Faire taire les critiques
Mais cet élargissement « est un élément qui est dans le débat », a admis, hier, le secrétaire d’Etat au Parlement Jean-Marie Le Guen. Une telle extension permettrait de faire taire les critiques des nombreux responsables socialistes qui s’offusquent de l’inscription dans la Constitution d’une « rupture d’égalité » entre les binationaux – quelque 5 % des Français – et le reste de la population. Silencieux depuis la présentation du projet de réforme, le premier secrétaire du PS Jean-Christophe Cambadélis, qui avait estimé le 4 décembre que la déchéance de nationalité pour les binationaux nés français n’était « pas une idée de gauche », s’est montré ouvert à cette solution. « On peut continuer sur la déchéance de nationalité [...] mais, à ce moment-là, il faut qu’elle soit ouverte à l’ensemble des Français », a-t-il estimé. Même suggestion du président du groupe socialiste à l’Assemblée Bruno Le Roux, partisan d’un compromis concernant tous les « terroristes » français, « qu’ils soient binationaux ou pas ». La proposition a déjà été avancée la semaine dernière par le sénateur UDE Jean-Vincent Placé, et par la députée Les Républicains, Nathalie Kosciusko-Morizet. Le président de la région Nord-Pas-deCalais/Picardie, Xavier Bertrand, s’y est rallié hier.

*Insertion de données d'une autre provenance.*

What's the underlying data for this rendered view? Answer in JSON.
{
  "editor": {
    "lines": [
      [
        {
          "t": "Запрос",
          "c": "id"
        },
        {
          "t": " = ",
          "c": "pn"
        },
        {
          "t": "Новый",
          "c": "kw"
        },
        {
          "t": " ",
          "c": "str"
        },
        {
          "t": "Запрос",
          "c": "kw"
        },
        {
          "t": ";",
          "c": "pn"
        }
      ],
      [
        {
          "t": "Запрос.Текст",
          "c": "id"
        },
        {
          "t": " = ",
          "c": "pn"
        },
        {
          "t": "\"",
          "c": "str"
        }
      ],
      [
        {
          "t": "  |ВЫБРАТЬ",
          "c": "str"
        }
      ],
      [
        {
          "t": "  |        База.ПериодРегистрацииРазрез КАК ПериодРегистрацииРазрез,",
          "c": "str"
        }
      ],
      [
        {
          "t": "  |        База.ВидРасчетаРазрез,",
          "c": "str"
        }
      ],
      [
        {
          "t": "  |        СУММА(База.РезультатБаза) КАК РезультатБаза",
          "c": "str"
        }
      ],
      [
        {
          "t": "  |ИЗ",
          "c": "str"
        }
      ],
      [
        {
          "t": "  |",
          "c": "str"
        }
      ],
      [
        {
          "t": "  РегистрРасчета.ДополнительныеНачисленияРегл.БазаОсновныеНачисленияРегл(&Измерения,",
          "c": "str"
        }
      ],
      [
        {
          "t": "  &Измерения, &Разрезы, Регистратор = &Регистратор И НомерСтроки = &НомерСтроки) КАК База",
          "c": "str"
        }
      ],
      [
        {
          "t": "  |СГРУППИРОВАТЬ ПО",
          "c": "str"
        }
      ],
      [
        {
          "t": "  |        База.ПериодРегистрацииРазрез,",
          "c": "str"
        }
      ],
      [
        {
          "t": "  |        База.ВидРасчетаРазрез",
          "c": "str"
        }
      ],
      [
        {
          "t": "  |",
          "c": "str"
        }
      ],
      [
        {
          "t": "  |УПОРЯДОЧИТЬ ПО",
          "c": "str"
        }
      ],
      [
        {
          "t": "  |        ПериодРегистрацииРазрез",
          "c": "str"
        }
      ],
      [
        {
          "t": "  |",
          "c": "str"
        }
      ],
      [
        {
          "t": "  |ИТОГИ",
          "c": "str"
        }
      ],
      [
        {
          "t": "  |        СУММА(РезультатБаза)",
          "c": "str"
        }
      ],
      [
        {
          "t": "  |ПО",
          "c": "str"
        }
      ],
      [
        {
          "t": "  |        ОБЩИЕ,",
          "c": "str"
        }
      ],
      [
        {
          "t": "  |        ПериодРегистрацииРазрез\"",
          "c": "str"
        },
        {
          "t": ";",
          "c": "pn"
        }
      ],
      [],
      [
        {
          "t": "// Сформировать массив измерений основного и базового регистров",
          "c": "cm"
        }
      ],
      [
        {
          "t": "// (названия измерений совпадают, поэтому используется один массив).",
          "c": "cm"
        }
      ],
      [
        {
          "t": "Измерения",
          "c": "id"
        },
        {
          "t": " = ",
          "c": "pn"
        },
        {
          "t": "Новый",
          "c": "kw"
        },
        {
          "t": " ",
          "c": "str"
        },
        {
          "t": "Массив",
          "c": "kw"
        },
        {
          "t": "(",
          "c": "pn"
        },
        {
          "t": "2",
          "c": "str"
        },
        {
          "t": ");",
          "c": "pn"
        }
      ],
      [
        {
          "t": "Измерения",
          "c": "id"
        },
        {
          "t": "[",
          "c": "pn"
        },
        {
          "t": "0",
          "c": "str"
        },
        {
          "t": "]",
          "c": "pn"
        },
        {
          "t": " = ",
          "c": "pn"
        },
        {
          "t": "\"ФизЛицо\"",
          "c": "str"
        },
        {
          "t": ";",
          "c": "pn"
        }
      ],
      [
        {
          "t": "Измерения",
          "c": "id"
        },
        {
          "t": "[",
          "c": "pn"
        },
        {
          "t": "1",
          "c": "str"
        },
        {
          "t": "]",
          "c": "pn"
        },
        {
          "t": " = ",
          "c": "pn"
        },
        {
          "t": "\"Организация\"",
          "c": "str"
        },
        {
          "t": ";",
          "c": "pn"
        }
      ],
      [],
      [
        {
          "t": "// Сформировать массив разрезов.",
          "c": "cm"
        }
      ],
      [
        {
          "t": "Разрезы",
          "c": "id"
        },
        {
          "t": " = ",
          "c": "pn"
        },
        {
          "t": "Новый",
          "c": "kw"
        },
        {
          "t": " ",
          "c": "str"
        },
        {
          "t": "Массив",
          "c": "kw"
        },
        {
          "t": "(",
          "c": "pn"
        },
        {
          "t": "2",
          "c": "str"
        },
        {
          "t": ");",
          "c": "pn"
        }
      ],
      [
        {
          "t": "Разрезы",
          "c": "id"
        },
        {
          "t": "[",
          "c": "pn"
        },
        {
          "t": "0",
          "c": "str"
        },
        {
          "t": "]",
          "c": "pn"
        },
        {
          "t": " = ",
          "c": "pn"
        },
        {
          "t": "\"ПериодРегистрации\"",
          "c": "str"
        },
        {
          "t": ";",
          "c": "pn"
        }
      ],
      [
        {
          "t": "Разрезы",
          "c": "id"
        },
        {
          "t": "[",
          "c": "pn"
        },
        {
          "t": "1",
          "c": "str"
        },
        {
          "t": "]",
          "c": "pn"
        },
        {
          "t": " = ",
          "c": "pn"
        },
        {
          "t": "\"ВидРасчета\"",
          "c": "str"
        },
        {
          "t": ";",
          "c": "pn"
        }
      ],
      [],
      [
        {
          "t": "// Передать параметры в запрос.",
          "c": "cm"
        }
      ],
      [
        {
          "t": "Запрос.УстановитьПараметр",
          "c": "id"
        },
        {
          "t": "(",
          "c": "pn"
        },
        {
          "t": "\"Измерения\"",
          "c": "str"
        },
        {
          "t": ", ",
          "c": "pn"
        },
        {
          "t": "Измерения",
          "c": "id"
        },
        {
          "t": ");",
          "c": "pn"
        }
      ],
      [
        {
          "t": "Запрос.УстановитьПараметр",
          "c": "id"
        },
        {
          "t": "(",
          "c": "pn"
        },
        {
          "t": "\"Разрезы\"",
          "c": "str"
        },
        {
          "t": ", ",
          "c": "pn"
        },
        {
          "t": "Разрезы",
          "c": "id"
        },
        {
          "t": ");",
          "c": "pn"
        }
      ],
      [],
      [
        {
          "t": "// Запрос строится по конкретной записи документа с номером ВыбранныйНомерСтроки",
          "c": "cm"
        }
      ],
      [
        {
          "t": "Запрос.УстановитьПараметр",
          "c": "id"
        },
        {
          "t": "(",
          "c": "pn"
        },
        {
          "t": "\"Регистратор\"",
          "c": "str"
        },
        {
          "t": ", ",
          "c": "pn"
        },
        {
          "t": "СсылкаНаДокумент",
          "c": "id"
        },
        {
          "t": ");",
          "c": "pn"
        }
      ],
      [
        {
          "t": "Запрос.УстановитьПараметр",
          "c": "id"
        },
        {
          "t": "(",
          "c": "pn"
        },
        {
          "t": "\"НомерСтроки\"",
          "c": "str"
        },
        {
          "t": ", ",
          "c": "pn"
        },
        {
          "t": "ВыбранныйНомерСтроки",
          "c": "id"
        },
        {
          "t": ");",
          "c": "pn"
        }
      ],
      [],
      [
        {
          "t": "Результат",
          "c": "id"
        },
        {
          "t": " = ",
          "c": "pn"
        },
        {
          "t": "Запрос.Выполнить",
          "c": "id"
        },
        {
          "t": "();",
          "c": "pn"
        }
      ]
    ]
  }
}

« Droit à une nationalité »
Problème: une telle mesure est contraire à la déclaration universelle des droits de l’Homme, qui stipule dans son article 15 que « tout individu a droit à une nationalité ». Une convention onusienne de 1961 « sur la réduction des cas d’apatridie » affirme en outre que « les Etats contractants ne priveront de leur nationalité aucun individu si cette privation doit le rendre apatride ». Une source gouvernementale haut placée rappelle que la France a signé cette convention sans la ratifier. « Mais il y a un usage international auquel la France se conforme : le refus de l’apatridie », ajoute-telle immédiatement. La France, qui s’enorgueillit d’être la « patrie des droits de l’Homme », pourrait-elle s’engager sur cette voie?